After these steps, root task is able to touch the memory at 0x40001000 without crashing, which is just expected.

However, the attempt to attach the same page at a second virtual address fails:

 <<seL4 [decodeIA32FrameInvocation/1630 Te3ffd880 @100025f]:
   IA32Frame: Frame already mapped.>>

This is the point where the similarity of seL4's kernel interface to real page tables ends. With real page tables, one physical page frame can be present in any number of page tables by simply writing the frame number into the corresponding page-table entry. In principle, a frame number corresponds to an IA32_4K capability. But in contrast to a frame number, which can be reused for any number of page-table entries, on seL4, each insertion of a page frame into a page table requires a distinct IA32_4K capability. For a given IA32_4K capability, the creation of a second capability that refers to the same frame is easy enough:

 seL4_CNode     const service    =  seL4_CapInitThreadCNode;
 seL4_Word      const dest_index = PAGE_CAP_2;
 uint8_t        const dest_depth = 32;
 seL4_CNode     const src_root   = seL4_CapInitThreadCNode;
 seL4_Word      const src_index  = PAGE_CAP;
 uint8_t        const src_depth  = 32;
 seL4_CapRights const rights     = seL4_AllRights;

 int const ret = seL4_CNode_Copy(service, dest_index, dest_depth,
                                 src_root, src_index, src_depth, rights);

Inserting the page mapping using the copy of the original IA32_4K capability works:

 seL4_IA32_Page          const service = PAGE_CAP_2;
 seL4_IA32_PageDirectory const pd      = seL4_CapInitThreadPD;
 seL4_Word               const vaddr   = 0x40002000;
 seL4_CapRights          const rights  = seL4_AllRights;
 seL4_IA32_VMAttributes  const attr    = seL4_IA32_Default_VMAttributes;

 int const ret = seL4_IA32_Page_Map(service, pd, vaddr, rights, attr);

The subsequent test of writing a string to 0x40001000 and reading it from 0x40002000 produces the desired result.

Sentiments

Compared to traditional L4 kernels, the virtual memory management of seL4 is much more advanced. It solves pressing problems that plagued L4 kernels since an eternity. This is extremely valuable!

On the other hand, it does so by putting the burden of kernel-resource management onto the user land while further complicating the problem compared to the underlying mechanism provided by the MMU hardware.
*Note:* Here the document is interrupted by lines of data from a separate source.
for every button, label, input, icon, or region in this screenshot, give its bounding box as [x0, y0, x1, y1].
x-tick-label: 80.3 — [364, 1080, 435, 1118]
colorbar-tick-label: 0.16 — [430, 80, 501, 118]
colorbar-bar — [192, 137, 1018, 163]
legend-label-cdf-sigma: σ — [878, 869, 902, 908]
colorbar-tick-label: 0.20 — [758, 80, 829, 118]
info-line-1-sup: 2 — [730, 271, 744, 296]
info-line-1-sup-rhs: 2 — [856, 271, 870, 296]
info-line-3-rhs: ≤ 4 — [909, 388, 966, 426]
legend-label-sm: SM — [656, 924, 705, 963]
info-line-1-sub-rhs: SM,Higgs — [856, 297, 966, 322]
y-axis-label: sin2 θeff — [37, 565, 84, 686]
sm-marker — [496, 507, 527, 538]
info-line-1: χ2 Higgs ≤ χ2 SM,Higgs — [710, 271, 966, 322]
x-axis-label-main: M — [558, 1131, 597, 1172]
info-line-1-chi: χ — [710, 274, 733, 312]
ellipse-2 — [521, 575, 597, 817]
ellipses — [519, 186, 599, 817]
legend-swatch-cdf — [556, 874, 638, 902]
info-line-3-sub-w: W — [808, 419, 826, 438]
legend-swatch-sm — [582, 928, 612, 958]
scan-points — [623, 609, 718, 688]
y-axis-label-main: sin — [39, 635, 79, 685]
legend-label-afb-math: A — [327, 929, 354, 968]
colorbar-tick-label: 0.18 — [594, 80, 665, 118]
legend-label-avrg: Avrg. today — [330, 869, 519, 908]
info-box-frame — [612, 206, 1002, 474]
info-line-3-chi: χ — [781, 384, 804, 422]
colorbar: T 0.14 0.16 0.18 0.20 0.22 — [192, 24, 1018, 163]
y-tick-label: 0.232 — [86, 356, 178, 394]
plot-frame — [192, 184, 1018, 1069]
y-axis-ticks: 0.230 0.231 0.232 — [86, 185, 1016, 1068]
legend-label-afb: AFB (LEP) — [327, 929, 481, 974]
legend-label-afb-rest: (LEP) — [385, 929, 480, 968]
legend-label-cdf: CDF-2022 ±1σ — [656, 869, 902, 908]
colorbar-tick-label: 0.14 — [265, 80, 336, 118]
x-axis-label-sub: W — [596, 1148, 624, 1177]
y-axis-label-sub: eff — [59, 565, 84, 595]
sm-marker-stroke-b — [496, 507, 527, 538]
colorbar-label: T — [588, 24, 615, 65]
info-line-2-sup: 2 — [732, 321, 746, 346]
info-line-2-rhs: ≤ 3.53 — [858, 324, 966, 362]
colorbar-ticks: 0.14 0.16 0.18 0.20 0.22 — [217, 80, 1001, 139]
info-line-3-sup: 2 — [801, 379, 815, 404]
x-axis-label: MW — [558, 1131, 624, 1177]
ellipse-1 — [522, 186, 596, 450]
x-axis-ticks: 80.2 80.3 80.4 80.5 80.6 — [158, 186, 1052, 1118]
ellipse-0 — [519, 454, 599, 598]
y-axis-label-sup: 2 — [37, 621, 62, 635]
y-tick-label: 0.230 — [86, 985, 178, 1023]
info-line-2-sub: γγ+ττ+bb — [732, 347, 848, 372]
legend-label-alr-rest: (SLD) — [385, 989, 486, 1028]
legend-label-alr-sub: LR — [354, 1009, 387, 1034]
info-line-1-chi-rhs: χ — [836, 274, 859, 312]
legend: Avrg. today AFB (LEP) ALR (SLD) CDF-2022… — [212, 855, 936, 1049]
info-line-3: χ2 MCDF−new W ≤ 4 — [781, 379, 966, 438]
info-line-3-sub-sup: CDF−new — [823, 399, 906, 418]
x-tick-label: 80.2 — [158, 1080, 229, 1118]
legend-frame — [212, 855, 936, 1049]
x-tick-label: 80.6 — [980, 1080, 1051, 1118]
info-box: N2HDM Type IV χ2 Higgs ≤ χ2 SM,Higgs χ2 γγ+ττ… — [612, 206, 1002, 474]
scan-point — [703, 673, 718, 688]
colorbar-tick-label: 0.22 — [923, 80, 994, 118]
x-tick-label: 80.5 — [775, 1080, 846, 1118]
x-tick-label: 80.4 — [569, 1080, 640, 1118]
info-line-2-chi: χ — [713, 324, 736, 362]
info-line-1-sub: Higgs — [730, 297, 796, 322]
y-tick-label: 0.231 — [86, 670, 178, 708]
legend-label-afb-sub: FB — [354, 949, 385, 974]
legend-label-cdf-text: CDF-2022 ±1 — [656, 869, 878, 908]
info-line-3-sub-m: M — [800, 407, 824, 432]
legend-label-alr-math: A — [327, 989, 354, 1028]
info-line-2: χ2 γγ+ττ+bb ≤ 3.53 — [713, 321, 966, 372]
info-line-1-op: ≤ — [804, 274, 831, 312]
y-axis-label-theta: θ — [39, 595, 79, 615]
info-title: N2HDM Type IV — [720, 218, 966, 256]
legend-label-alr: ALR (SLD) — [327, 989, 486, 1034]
I understand that the copies of the page-frame capabilities are needed to enable to kernel to find and flush all page-table entries when a page frame is destroyed. This is a fundamental security property of the kernel.

In Genode, each range of physical memory is represented as a dataspace that can be attached to different or the same virtual address spaces any number of times. The seemingly small detail that the population of each page-table entry requires a dedicated kernel object raises quite a challenge. We do not only need to perform the book keeping of the physical page frames and their corresponding capability numbers, but additionally need to create and keep track of an additional kernel object (a copy of the page-frame capability) each time a physical page is mapped to a virtual address space. It goes without saying that all the book-keeping meta data must be allocated somewhere and accounted properly. Fortunately, I see how Genode's resource-trading mechanisms could come to the rescue here.